To be clear, I am not advocating reducing psychology to its neurological bases.  I am not a person who believes that you cannot scientifically examine subjective phenomenon.  After all, I am studying pain – it’s hard to get more subjective than that. (Although I expect there is a word for pain in most languages, which might make it slightly superior a construct to depression… Must look into that.)  But I think the question of how we in the human sciences create our constructs deserves more attention than it receives. 

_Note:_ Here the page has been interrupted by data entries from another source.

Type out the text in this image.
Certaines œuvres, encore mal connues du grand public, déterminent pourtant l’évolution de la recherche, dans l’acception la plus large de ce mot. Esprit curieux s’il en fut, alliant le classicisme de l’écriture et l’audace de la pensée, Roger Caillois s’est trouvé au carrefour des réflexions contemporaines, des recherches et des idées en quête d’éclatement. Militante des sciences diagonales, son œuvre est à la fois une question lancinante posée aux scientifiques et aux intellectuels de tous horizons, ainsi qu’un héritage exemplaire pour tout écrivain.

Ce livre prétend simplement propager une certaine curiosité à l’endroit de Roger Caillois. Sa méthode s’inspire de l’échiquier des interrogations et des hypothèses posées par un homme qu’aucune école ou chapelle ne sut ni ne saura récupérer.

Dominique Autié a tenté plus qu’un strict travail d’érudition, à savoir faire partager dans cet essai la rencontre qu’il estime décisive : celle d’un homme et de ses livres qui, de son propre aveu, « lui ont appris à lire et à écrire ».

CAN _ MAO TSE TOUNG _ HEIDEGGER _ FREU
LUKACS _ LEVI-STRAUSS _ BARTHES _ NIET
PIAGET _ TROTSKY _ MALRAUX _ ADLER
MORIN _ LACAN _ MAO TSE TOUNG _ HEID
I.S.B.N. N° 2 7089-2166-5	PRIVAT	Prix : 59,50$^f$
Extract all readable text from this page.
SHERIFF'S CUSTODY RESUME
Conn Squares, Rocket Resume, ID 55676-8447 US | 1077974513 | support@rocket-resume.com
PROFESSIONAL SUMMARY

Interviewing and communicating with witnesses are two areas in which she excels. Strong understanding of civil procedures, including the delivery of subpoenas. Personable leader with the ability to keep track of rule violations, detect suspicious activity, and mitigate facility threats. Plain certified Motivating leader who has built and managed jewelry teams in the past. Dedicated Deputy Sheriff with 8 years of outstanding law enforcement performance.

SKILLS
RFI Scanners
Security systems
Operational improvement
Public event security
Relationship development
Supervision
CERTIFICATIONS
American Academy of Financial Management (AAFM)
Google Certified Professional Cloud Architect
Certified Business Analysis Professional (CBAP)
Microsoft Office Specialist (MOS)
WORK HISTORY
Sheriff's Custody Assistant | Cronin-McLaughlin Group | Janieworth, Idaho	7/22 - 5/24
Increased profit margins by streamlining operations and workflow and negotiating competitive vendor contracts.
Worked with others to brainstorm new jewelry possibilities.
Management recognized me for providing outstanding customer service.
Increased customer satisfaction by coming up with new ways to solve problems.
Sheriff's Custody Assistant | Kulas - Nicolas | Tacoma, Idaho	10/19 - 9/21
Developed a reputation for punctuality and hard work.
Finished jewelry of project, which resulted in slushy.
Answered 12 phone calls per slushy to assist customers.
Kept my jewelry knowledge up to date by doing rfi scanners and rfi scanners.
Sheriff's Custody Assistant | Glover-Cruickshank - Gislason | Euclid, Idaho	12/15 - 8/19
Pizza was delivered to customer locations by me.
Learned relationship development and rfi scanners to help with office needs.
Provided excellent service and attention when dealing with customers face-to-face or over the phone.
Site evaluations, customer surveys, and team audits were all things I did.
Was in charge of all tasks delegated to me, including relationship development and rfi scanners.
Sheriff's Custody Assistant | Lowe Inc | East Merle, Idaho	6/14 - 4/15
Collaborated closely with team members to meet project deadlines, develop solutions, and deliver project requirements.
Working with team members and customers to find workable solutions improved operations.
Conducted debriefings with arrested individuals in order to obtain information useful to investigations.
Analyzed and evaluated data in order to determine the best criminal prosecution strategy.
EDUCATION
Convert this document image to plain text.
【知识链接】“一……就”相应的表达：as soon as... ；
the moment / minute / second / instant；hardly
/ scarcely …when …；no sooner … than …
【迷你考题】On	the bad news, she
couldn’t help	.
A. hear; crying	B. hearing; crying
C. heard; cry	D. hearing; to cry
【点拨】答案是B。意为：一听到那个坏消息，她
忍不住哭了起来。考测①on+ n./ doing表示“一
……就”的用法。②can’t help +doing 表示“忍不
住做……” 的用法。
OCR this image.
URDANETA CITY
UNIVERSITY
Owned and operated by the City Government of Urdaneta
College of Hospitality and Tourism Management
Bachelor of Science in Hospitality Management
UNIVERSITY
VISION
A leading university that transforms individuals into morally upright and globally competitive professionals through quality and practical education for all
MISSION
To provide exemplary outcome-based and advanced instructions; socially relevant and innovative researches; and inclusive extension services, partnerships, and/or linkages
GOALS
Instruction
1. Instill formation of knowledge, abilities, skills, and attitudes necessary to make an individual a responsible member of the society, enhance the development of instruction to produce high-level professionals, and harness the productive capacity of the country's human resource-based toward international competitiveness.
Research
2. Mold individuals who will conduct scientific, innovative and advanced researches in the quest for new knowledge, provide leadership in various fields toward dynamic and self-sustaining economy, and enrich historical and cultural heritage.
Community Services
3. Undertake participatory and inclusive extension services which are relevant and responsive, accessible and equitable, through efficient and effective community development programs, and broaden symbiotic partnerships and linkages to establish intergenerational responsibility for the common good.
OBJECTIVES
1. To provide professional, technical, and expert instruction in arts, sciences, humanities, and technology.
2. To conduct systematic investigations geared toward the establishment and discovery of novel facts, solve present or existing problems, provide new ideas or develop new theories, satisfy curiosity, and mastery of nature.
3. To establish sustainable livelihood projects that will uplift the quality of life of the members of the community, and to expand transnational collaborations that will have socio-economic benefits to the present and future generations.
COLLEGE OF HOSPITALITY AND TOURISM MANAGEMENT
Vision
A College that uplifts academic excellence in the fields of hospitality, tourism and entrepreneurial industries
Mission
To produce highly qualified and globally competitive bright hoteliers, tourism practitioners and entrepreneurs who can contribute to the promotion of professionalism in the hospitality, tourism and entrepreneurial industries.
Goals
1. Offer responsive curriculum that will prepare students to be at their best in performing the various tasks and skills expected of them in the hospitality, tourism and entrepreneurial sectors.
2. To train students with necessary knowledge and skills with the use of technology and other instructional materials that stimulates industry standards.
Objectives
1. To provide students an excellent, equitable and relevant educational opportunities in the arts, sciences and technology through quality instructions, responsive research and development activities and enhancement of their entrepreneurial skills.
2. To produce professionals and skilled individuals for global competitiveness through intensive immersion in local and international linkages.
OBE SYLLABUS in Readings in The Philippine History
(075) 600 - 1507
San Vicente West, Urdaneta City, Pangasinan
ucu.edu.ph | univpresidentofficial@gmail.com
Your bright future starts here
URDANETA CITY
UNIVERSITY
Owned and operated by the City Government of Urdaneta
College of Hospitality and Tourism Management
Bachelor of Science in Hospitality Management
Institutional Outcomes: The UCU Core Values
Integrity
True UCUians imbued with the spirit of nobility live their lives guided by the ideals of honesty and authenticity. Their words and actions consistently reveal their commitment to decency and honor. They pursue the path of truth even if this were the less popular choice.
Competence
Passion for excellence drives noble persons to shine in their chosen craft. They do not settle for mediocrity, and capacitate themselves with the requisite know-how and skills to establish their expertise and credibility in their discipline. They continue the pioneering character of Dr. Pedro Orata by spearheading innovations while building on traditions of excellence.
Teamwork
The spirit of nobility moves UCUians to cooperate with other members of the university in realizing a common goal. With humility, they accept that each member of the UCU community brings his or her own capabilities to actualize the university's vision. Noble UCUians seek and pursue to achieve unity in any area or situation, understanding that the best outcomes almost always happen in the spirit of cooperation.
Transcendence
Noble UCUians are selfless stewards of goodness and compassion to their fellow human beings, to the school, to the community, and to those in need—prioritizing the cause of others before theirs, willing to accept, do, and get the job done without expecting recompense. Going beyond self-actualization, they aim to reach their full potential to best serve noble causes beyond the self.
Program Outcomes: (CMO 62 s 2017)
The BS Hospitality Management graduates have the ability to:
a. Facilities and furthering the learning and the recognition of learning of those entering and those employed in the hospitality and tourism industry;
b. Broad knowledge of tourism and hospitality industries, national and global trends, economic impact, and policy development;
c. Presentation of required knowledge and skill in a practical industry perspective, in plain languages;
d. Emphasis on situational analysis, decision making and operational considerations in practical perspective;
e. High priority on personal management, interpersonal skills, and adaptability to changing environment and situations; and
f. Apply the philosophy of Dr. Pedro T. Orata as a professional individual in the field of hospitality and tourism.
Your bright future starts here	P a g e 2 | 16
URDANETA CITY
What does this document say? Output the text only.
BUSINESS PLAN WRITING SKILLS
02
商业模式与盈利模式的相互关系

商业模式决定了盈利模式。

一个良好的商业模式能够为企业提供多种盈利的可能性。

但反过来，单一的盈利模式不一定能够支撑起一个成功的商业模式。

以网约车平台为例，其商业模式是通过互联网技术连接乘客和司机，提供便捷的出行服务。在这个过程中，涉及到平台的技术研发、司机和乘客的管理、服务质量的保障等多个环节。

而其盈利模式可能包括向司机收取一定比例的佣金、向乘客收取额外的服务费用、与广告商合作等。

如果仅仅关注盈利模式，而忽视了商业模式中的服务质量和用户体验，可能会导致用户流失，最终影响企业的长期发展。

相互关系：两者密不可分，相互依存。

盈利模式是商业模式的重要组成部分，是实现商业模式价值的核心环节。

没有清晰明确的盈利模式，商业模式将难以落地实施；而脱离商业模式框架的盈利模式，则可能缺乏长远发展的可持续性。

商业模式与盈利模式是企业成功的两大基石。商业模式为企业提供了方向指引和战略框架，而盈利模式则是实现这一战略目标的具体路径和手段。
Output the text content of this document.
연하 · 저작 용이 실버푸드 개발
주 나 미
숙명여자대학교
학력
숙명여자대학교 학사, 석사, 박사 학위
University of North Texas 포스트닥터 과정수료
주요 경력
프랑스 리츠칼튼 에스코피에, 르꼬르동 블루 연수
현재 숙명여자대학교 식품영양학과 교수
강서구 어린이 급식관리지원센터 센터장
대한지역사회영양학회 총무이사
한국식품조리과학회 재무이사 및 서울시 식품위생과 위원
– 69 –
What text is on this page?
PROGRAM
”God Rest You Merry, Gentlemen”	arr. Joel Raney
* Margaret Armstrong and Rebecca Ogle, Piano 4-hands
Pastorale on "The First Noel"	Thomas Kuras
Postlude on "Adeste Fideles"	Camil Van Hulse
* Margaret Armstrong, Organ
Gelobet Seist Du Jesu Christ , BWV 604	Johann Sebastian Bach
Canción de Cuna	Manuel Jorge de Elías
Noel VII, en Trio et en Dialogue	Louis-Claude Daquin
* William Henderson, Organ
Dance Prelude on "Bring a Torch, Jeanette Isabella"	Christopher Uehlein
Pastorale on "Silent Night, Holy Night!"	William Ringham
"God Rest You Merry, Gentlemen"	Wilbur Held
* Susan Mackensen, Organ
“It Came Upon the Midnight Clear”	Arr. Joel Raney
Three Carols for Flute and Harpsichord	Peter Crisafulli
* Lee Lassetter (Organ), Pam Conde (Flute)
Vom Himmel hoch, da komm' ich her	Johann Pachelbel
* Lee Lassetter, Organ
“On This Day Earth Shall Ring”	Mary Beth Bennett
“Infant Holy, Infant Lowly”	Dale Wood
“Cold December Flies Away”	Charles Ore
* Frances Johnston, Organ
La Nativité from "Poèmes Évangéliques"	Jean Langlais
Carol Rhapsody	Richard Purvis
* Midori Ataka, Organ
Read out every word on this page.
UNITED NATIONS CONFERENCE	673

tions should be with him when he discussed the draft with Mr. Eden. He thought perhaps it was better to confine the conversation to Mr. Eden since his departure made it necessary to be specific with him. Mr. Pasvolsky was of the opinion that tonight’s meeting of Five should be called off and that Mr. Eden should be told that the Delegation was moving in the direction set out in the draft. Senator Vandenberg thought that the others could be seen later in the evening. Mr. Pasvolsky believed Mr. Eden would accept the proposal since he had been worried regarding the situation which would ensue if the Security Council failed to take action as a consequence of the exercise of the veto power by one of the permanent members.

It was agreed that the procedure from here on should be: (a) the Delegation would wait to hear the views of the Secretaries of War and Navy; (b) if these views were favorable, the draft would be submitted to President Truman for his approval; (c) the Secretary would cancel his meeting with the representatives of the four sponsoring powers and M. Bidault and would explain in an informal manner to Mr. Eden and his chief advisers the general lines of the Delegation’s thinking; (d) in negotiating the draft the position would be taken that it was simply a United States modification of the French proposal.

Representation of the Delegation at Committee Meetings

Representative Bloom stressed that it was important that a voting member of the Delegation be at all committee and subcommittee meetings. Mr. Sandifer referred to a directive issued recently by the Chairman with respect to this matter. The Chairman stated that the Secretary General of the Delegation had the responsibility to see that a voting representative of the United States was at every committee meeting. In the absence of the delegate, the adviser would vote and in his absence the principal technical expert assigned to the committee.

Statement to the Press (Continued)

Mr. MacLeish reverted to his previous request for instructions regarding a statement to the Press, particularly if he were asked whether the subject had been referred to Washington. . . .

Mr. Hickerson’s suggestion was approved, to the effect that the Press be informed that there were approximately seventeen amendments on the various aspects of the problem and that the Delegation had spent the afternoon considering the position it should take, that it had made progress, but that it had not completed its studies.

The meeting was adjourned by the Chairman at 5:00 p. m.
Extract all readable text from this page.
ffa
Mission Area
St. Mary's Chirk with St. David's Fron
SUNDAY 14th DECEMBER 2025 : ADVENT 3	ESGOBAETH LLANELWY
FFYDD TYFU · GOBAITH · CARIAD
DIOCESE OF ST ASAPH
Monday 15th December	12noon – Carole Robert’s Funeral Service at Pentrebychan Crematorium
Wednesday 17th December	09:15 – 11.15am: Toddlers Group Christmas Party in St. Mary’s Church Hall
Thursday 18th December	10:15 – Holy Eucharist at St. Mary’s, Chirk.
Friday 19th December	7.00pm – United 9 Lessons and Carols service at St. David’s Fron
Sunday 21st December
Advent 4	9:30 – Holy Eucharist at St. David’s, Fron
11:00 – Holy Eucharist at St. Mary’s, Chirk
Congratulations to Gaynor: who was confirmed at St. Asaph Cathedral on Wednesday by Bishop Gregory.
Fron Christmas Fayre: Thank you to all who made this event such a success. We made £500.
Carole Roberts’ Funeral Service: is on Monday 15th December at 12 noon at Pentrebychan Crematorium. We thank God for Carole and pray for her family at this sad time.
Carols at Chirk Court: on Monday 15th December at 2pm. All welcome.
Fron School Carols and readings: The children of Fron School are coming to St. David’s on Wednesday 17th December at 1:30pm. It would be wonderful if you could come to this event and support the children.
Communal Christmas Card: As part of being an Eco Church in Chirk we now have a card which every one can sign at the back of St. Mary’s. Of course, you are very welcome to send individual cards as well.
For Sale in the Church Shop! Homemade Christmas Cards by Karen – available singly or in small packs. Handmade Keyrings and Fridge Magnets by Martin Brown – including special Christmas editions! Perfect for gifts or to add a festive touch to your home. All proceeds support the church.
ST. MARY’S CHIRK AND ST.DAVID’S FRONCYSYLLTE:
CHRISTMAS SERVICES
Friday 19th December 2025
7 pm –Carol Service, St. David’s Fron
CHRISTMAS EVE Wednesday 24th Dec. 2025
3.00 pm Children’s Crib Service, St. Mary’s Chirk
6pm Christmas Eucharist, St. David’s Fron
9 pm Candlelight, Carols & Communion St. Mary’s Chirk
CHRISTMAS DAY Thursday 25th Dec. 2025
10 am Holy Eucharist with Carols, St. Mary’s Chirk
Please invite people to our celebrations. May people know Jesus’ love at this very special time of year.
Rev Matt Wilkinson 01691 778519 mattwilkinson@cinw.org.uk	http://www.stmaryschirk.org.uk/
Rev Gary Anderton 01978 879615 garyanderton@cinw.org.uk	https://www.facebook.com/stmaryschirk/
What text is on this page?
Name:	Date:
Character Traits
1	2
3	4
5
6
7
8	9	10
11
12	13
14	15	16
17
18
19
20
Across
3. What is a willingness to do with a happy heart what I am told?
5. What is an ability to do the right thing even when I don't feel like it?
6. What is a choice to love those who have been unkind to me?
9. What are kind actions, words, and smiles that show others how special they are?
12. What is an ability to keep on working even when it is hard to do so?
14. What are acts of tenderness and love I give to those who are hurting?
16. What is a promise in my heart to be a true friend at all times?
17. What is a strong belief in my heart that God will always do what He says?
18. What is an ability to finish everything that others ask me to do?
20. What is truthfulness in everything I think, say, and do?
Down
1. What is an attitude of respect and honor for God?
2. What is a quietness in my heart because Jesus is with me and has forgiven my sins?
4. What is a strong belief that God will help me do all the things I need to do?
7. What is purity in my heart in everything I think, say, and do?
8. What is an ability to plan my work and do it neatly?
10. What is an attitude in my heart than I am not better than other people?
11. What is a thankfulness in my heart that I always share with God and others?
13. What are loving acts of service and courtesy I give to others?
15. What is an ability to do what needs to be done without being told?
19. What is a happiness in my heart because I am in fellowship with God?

If we are not going to invent new words to describe our constructs, then we need to know their limitations.  Perhaps depression as we know it in the West does not exist in all cultures.  Perhaps depression is a social construct that exists here that does not exist everywhere.  Alternatively, maybe depression as we understand it in the medical sense exists everywhere in different forms, and we have just decided to label it this way and need to be creative when studying it cross-culturally.  (Kind of like carbon atoms exist everywhere regardless of whether or not there is a term for them.)

We need to be less reliant on our languages.  Those types of depression described above may be qualitatively different as regards their physiological correlates, and if so, they may be responsive to different types of treatments.  Just because they all look like what the English language calls “depression” does not mean they are clinically identical or on the same continuum.

These are challenges in our field that many in the “hard” sciences hold against us.  And for good reason.  Until we can be quite clear about what we mean by a given construct and what we intend to pick up on when we measure it, we cannot pretend to understand its health implications either on the level of the individual, the group, or society.